Virtual servers are matched based on source (client) addresses. Define a NAT64 virtual server that references the CGNAT profile and the LSN pool.
  1. On the Main tab, click
    Carrier Grade NAT
    Virtual Servers
    .
    The Virtual Server List screen opens.
  2. Click
    Create
    .
    The New Virtual Server screen opens.
  3. In the
    Name
    field, type a unique name for the virtual server.
  4. From the
    Type
    list, select
    Performance (Layer 4)
    .
  5. In the
    Destination Address
    field, type the IPv6 address in CIDR format.
    The supported format is address/prefix, where the prefix length is in bits.
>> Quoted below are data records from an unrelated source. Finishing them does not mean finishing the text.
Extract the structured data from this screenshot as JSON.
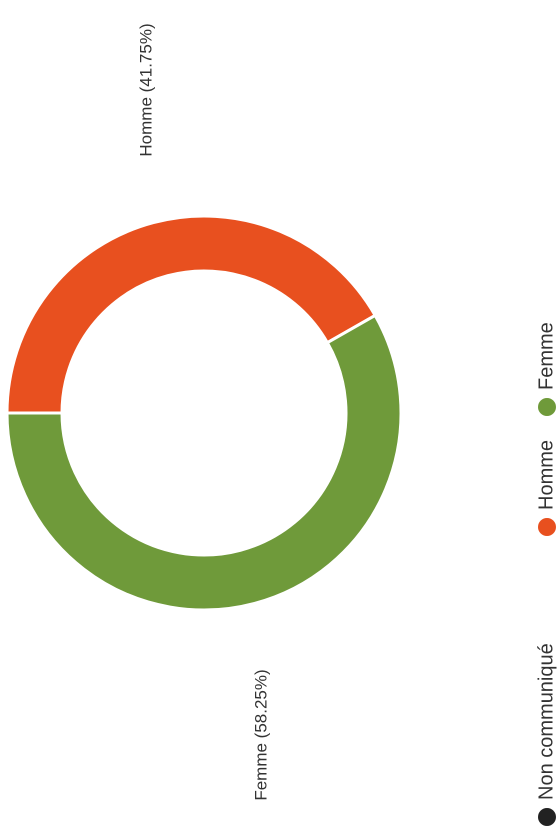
{
  "chart_data": {
    "type": "pie",
    "variant": "donut",
    "orientation": "rotated 90 degrees counter-clockwise",
    "title": "",
    "categories": [
      "Non communiqué",
      "Homme",
      "Femme"
    ],
    "values": [
      0,
      41.75,
      58.25
    ],
    "unit": "%",
    "data_labels": {
      "homme": "Homme (41.75%)",
      "femme": "Femme (58.25%)"
    },
    "legend": {
      "position": "bottom",
      "items": [
        {
          "label": "Non communiqué",
          "color": "#222222"
        },
        {
          "label": "Homme",
          "color": "#e8501f"
        },
        {
          "label": "Femme",
          "color": "#6f9a3a"
        }
      ]
    },
    "colors": {
      "homme": "#e8501f",
      "femme": "#6f9a3a",
      "non_communique": "#222222"
    }
  }
}
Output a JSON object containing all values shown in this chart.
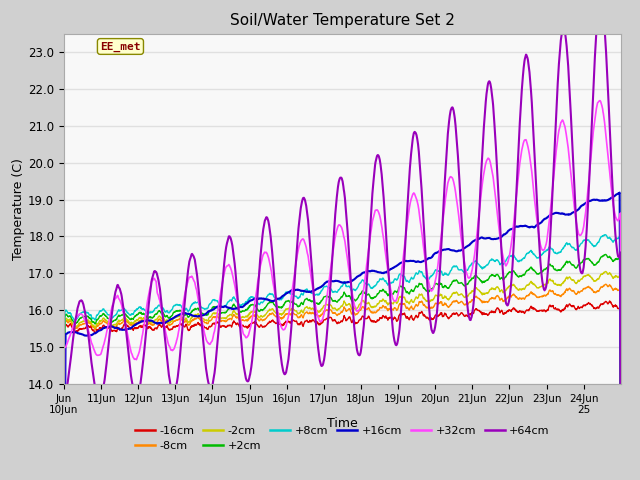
{
  "title": "Soil/Water Temperature Set 2",
  "xlabel": "Time",
  "ylabel": "Temperature (C)",
  "ylim": [
    14.0,
    23.5
  ],
  "yticks": [
    14.0,
    15.0,
    16.0,
    17.0,
    18.0,
    19.0,
    20.0,
    21.0,
    22.0,
    23.0
  ],
  "annotation_text": "EE_met",
  "annotation_box_color": "#ffffcc",
  "annotation_text_color": "#880000",
  "annotation_border_color": "#888800",
  "fig_bg_color": "#d0d0d0",
  "plot_bg_color": "#f8f8f8",
  "grid_color": "#e0e0e0",
  "series": {
    "-16cm": {
      "color": "#dd0000",
      "lw": 1.0
    },
    "-8cm": {
      "color": "#ff8800",
      "lw": 1.0
    },
    "-2cm": {
      "color": "#cccc00",
      "lw": 1.0
    },
    "+2cm": {
      "color": "#00bb00",
      "lw": 1.0
    },
    "+8cm": {
      "color": "#00cccc",
      "lw": 1.0
    },
    "+16cm": {
      "color": "#0000cc",
      "lw": 1.5
    },
    "+32cm": {
      "color": "#ff44ff",
      "lw": 1.2
    },
    "+64cm": {
      "color": "#9900bb",
      "lw": 1.5
    }
  }
}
For example, an IPv6 address/prefix is
    64:ff9b::/64
    or
    2001:ed8:77b5:2::/64
    .
  6. In the
    Service Port
    field, type
    *
    or select
    * All Ports
    from the list.
  7. From the
    Configuration
    list, select
    Advanced
    .
  8. From the
    Protocol
    list, select
    * All Protocols
    .
  9. For the
    LSN Pool
    setting, select the pool that this server will draw on for translation addresses.
  10. For the
    Address Translation
    setting, select the
    Enabled
    check box to enable address translation.
  11. For the
    Port Translation
    setting, clear the
    Enabled
    check box.
  12. For the
    NAT64
    setting, select the
    Enabled
    check box.
  13. In the Resources area of the screen, for the
    iRules
    setting, select the name of the iRule that you want to assign and using the Move button, move the name from the
    Available
    list to the
    Enabled
    list.
  14. Click
    Finished
    .
The custom CGNAT NAT64 virtual server now appears in the CGNAT Virtual Servers list.
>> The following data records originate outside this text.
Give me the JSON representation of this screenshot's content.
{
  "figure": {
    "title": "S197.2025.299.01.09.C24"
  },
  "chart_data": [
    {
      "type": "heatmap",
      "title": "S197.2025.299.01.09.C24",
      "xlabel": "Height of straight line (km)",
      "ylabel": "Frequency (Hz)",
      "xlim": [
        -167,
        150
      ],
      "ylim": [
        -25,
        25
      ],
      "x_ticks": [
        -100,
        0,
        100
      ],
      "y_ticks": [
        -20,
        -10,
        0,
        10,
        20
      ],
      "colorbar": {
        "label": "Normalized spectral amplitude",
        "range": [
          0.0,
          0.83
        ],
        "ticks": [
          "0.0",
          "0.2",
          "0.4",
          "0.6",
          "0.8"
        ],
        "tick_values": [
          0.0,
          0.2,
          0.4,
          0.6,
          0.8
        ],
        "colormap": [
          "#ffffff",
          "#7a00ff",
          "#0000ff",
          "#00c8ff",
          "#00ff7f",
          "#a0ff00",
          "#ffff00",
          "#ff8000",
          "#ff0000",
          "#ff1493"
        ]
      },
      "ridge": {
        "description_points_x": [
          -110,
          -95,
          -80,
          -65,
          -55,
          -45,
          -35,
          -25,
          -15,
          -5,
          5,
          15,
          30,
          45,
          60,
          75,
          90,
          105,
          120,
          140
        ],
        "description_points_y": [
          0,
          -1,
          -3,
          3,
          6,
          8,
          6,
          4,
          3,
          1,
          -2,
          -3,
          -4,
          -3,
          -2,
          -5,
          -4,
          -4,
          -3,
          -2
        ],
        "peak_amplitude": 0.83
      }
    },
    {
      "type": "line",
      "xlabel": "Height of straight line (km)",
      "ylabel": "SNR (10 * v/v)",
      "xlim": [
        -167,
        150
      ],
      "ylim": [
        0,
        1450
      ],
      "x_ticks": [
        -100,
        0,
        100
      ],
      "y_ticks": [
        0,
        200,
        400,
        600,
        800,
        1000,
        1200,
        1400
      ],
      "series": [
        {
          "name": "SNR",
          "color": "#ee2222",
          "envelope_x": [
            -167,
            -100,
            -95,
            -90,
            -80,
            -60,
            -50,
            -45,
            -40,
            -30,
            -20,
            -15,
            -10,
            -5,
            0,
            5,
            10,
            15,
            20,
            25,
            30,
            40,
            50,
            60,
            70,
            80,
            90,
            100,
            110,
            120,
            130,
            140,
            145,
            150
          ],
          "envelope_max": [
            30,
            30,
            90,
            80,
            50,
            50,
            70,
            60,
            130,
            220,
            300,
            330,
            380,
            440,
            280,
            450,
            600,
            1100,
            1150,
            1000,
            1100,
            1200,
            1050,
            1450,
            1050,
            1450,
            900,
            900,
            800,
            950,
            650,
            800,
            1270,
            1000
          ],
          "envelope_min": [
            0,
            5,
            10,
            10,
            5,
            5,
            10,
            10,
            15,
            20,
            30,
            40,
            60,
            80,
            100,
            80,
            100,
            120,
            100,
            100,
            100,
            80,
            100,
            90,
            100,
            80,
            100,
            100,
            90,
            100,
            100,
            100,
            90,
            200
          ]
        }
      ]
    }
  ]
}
Configuring an ALG profile

An ALG profile provides the CGNAT module with protocol and service information to make specified packet modifications to the IP and TCP/UDP headers, as well as the payload during translation.
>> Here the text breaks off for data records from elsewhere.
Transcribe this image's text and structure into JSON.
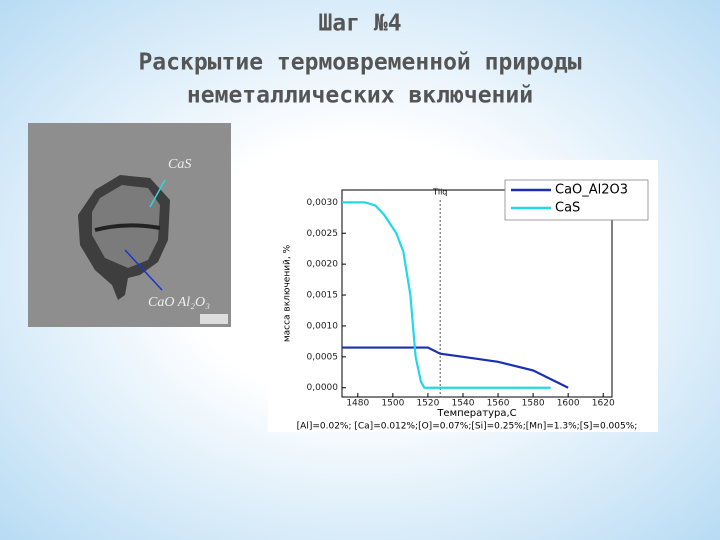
{
  "header": {
    "title": "Шаг №4",
    "subtitle_lines": [
      "Раскрытие термовременной природы",
      "неметаллических включений"
    ]
  },
  "micrograph": {
    "labels": [
      "CaS",
      "CaO Al₂O₃"
    ]
  },
  "chart_data": {
    "type": "line",
    "xlabel": "Температура,C",
    "ylabel": "масса включений, %",
    "caption": "[Al]=0.02%; [Ca]=0.012%;[O]=0.07%;[Si]=0.25%;[Mn]=1.3%;[S]=0.005%;",
    "xlim": [
      1471,
      1625
    ],
    "ylim": [
      -0.00015,
      0.0032
    ],
    "xticks": [
      1480,
      1500,
      1520,
      1540,
      1560,
      1580,
      1600,
      1620
    ],
    "yticks": [
      {
        "value": 0,
        "label": "0,0000"
      },
      {
        "value": 0.0005,
        "label": "0,0005"
      },
      {
        "value": 0.001,
        "label": "0,0010"
      },
      {
        "value": 0.0015,
        "label": "0,0015"
      },
      {
        "value": 0.002,
        "label": "0,0020"
      },
      {
        "value": 0.0025,
        "label": "0,0025"
      },
      {
        "value": 0.003,
        "label": "0,0030"
      }
    ],
    "legend": "upper right",
    "annotation": {
      "text": "Tliq",
      "x": 1527
    },
    "series": [
      {
        "name": "CaO_Al2O3",
        "color": "#1a2fb0",
        "x": [
          1471,
          1520,
          1527,
          1540,
          1560,
          1580,
          1600
        ],
        "values": [
          0.00065,
          0.00065,
          0.00055,
          0.0005,
          0.00042,
          0.00028,
          0
        ]
      },
      {
        "name": "CaS",
        "color": "#22d8e8",
        "x": [
          1471,
          1484,
          1490,
          1495,
          1502,
          1506,
          1510,
          1513,
          1516,
          1518,
          1590
        ],
        "values": [
          0.003,
          0.003,
          0.00295,
          0.0028,
          0.0025,
          0.0022,
          0.0015,
          0.0005,
          0.0001,
          0,
          0
        ]
      }
    ]
  }
}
Edit only copies of the included ALG profiles to avoid unwanted propagation of settings to other profiles that use the included profiles as parents.
  1. On the Main tab, click
    Carrier Grade NAT
    ALG Profiles
    .
  2. In the ALG Profiles menu, click an ALG profile.
  3. Click
    Create
    .
    The New Profile screen opens.
  4. Type a name for the new profile.
  5. From the
    Parent Profile
    list, ensure that the correct parent profile is selected as the new profile.
  6. Select the
    Custom
    check box on the right.
  7. Configure the profile settings.
  8. Click
    Finished
    to save the new ALG profile.
You now have an ALG profile for use by CGNAT.

Configuring a CGNAT iRule

You create iRules to automate traffic forwarding for XML content-based routing. When a match occurs, an iRule event is triggered, and the iRule directs the individual request to an LSN pool, a node, or virtual server.
  1. On the Main tab, click
    Carrier Grade NAT
    iRules
    .
    The iRule List screen opens.
  2. Click
    Create
    .
  3. In the
    Name
    field, type a 1 to 31 character name, such as
    cgn_https_redirect_iRule
    .
  4. In the
    Definition
    field, type the syntax for the iRule using Tool Command Language (Tcl) syntax.
    For complete and detailed information about iRules syntax, see the F5 Networks DevCentral web site (
    http://devcentral.f5.com
    ).
  5. Click
    Finished
    .
You now have an iRule to use with a CGNAT virtual server.